Sarà presente il Presidente della Società Botanica Italiana, Prof.ssa Antonella Canini e tutti i rappresentati della Società Botanica Italiana.
Il ricordo del Prof. Sandro Pignatti
È previsto un momento toccante per ricordare il grande Prof. Sandro Pignatti, figura di riferimento della botanica italiana. A commemorarlo sarà un altro esimio botanico: il professore Francesco Maria Raimondo, già presidente della Società Botanica Italiana.
Cinque simposi scientifici e numerose sessioni parallele
Un programma ricco e articolato in 5 simposi scientifici e numerose sessioni parallele che toccherà temi di cruciale attualità: si parlerà di diversità vegetale e conservazione della biodiversità a fronte dei cambiamenti climatici e dell’impatto antropico.
Monitoraggio degli habitat naturali e della rete Natura 2000. Interazioni biologiche, biologia molecolare, genetica e biotecnologie applicate alle piante ed ancora di Etnobotanica, prodotti naturali sostenibili e molto altro.

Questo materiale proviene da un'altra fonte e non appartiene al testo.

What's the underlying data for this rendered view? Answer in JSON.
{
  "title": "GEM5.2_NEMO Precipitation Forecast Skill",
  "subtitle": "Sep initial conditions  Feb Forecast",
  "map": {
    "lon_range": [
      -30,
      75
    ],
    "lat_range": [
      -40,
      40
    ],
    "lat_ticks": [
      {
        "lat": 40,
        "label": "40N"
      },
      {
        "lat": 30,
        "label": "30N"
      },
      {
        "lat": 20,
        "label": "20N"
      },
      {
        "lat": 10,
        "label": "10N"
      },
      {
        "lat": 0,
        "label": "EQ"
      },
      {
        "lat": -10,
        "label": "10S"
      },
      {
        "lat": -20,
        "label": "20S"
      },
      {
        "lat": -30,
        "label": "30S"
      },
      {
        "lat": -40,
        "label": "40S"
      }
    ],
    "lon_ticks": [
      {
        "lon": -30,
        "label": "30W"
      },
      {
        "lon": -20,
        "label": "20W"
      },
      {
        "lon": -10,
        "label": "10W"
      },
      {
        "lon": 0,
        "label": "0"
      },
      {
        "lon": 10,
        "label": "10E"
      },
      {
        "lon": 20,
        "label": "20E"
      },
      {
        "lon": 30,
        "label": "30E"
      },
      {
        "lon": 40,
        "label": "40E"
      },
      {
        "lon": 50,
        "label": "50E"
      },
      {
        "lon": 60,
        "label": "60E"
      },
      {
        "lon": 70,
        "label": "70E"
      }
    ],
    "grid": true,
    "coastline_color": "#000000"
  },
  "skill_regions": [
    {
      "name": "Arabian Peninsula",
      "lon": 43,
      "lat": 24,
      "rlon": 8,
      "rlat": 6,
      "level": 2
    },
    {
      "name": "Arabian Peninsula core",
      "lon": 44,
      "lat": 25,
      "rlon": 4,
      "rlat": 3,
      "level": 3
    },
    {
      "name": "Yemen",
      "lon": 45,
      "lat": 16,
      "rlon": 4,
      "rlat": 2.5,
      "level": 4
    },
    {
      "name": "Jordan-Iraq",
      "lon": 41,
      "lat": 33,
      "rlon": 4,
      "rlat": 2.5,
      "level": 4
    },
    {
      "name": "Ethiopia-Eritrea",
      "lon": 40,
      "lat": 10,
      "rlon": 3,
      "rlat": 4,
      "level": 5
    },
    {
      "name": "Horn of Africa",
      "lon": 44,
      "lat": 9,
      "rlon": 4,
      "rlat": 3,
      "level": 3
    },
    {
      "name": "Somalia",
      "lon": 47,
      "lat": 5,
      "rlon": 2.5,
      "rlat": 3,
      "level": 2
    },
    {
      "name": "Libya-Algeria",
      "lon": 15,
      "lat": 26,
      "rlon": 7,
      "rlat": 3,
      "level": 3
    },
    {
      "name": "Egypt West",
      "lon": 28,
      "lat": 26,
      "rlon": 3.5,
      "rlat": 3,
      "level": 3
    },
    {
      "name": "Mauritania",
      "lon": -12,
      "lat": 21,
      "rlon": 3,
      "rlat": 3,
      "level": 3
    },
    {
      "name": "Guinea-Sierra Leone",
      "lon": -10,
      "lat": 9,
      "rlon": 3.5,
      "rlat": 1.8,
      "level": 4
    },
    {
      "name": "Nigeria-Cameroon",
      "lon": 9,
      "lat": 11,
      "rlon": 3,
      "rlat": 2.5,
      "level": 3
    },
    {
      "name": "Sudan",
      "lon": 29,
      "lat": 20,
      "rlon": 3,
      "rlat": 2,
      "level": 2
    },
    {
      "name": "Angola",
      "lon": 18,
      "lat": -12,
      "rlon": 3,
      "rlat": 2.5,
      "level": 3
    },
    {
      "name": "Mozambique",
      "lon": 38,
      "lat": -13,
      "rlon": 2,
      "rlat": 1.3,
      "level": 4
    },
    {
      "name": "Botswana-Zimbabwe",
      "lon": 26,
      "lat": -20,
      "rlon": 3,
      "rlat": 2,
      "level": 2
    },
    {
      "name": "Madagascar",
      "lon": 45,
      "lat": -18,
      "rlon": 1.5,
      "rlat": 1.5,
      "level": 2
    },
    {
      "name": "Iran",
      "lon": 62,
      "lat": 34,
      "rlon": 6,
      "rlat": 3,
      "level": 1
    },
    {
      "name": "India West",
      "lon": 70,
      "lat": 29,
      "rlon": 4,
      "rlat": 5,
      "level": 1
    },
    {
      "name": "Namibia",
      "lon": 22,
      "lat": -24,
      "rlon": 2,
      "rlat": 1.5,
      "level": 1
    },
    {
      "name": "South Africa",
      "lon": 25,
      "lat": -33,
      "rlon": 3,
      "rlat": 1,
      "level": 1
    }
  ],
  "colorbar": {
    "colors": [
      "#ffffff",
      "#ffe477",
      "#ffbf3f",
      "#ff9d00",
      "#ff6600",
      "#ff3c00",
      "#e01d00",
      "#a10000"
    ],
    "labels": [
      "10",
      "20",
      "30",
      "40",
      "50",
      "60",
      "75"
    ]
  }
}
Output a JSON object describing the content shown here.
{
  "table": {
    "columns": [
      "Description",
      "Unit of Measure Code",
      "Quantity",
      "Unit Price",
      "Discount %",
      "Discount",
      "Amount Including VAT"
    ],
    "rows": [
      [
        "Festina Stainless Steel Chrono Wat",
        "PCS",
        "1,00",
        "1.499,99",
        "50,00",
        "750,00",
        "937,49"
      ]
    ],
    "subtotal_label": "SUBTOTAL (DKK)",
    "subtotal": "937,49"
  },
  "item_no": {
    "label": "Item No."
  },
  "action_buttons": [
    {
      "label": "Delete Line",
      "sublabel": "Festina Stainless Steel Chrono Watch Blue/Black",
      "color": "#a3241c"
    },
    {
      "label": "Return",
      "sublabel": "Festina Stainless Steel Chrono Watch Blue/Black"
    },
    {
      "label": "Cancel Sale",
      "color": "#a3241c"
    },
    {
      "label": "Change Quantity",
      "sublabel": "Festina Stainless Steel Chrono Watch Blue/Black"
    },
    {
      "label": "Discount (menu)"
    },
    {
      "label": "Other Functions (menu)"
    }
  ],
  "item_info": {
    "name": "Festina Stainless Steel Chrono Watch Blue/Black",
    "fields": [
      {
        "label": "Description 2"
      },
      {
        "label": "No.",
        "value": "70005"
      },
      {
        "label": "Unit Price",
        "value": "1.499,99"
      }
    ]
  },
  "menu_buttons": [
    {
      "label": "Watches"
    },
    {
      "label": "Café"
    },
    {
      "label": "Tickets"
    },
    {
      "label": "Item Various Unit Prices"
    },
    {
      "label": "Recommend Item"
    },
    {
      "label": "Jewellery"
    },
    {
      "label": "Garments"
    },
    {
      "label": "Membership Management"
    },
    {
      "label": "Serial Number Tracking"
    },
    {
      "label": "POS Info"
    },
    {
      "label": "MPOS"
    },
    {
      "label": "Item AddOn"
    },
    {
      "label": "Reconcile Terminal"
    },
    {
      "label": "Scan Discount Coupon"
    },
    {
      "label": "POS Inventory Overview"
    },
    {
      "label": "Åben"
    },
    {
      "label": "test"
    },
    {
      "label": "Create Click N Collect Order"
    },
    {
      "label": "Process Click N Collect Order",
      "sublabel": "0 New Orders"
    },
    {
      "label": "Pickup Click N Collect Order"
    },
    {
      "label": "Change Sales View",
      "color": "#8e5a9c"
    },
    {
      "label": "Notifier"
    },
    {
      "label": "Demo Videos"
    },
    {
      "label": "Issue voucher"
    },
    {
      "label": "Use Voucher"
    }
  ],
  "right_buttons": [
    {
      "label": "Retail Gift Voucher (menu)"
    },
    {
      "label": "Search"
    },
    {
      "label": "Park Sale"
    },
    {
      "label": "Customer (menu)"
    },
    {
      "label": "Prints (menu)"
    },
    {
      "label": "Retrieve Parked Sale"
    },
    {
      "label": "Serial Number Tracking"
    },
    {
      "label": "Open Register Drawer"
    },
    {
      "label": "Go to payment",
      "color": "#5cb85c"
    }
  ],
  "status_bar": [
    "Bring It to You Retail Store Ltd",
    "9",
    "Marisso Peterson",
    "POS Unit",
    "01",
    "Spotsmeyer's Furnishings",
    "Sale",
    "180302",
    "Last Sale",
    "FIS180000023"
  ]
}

Dibattiti aperti al pubblico
Oltre alle sessioni scientifiche ad alto profilo accademico, il Congresso dedicherà ampio spazio a dibattiti aperti al pubblico su temi strategici per la tutela ambientale.
Si parlerà di Alberi Monumentali e Boschi Vetusti attraverso una tavola rotonda curata dallo specifico Gruppo di lavoro SBI per esplorare le strategie di salvaguardia di questi giganti versi, patrimonio unico da conoscere e proteggere.
Restoration Ecology e Piano della Natura per il Futuro delle Città
Spazio anche alla Restoration Ecology e Piano della Natura per il Futuro delle Città: un simposio pubblico focalizzato sul Regolamento europeo per il ripristino della natura e sulla rigenerazione urbana sostenibile, con la partecipazione del Ministero dell’Ambiente e della Sicurezza Energetica (MASE), di ISPRA e del Comune di Reggio Calabria coordinato dal Prof. Carlo Blasi.
L’escursione botanica nel Parco Nazionale dell’Aspromonte
L’evento scientifico si concluderà sabato 5 settembre con una escursione botanica sul campo alla scoperta della straordinaria biodiversità del Parco Nazionale dell’Aspromonte.
La presenza della Società Botanica Italiana e della comunità scientifica internazionale a Reggio Calabria ribadisce il ruolo centrale della Calabria e del bacino del Mediterraneo come snodo fondamentale per la ricerca botanica, la tutela del territorio e lo sviluppo di pratiche sostenibili a salvaguardia dell’ambiente.